Trent Lott--A Post Mortem

It was two weeks ago I first came across Trent Lott's Comments at Strom Thurmond's Birthday Party. Angry at the initial lack of media coverage, I reprinted Lotts comments and called for his resignation. It's the sort of red-blodded all American thing I do often--taking a position on an issue immediately, without really thinking about it in depth. After having thought about it, I do think I was right however. Trent Lott would have held a position of representing the Republican party and the American people. He had to be removed.

However, let it not be said that the Democrats hounded him from office. That would be foolish. The real people who removed Trent Lott from power were his fellow Republicans. The President helped by refusing to show Lott even trace amounts of support. But in truth, the Repbulicans are glad to see him go. In their eyes, it was not his comments at the Birthday Party that were damning; it was his appearance on BET that did him in. There the Senator looked weak. He capitulated to his audience on Affirmative Action, claiming he supported it. To many Republicans, this weakness in articulating their opposition to affirmative action must have seemed either a cynical ploy to preserve his speakership or a continuation of his ongoing weakness in basic republican principles.

Lott commented, "There are some people in Washington who have been trying to nail me for a long time. When you're from Mississippi and you're a conservative and you're a Christian, there are a lot of people that don't like that. I fell into their trap and so I have only myself to blame." I'm not sure exactly what Mr. Lott means by a trap. Did somebody monkey up his cue cards? Or should he not have been invited to the birthday party at all?

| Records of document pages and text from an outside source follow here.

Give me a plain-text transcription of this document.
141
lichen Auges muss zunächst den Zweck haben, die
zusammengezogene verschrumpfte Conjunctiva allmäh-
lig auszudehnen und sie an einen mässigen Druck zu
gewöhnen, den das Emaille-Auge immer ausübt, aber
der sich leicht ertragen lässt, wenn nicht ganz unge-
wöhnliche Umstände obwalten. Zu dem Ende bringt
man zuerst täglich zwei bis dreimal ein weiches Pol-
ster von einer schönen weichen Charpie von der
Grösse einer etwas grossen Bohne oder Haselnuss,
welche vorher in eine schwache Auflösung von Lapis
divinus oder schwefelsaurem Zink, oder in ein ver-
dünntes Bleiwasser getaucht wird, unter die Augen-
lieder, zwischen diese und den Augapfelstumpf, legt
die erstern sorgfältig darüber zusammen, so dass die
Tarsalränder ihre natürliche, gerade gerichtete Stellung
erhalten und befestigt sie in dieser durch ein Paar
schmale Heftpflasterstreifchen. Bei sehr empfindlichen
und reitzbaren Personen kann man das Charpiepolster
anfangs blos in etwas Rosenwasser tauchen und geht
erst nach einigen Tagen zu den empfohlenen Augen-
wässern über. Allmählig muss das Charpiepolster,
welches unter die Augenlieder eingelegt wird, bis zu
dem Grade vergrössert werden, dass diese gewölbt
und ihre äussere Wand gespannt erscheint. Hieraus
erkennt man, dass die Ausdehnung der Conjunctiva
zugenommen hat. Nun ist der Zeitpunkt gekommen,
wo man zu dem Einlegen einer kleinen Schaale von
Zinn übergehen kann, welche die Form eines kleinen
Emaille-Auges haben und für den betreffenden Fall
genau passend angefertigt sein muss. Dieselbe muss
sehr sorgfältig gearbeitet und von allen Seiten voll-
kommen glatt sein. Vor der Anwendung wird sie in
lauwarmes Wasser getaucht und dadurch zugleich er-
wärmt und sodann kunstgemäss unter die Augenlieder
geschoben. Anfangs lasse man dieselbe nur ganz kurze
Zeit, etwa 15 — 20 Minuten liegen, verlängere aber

Two final comments on the issue. From the right, Robert Novak writes, "As principal author of Lott's demise, Bush must now face its consequences: limiting his freedom in policy touching on race. He has to decide whether to approve Solicitor General Theodore Olson's proposal for U.S. intervention against the University of Michigan in the racial quota case before the Supreme Court. He has to decide whether to renominate U.S. District Judge Charles Pickering, a friend and Mississippi Republican ally of Lott's, for the appellate bench. To go with Olson and Pickering would raise accusations of "racism." "

From the Left, Seth Sandronsky, of Sacremento's Because People Matter, writes "Lott’s remark’s on the spurned glories of the South threatened to partly alter the administration’s orchestration of a benevolent U.S. imperialism in oil-rich Iraq. He had to go, and did depart as Senate leader of the Republican Party."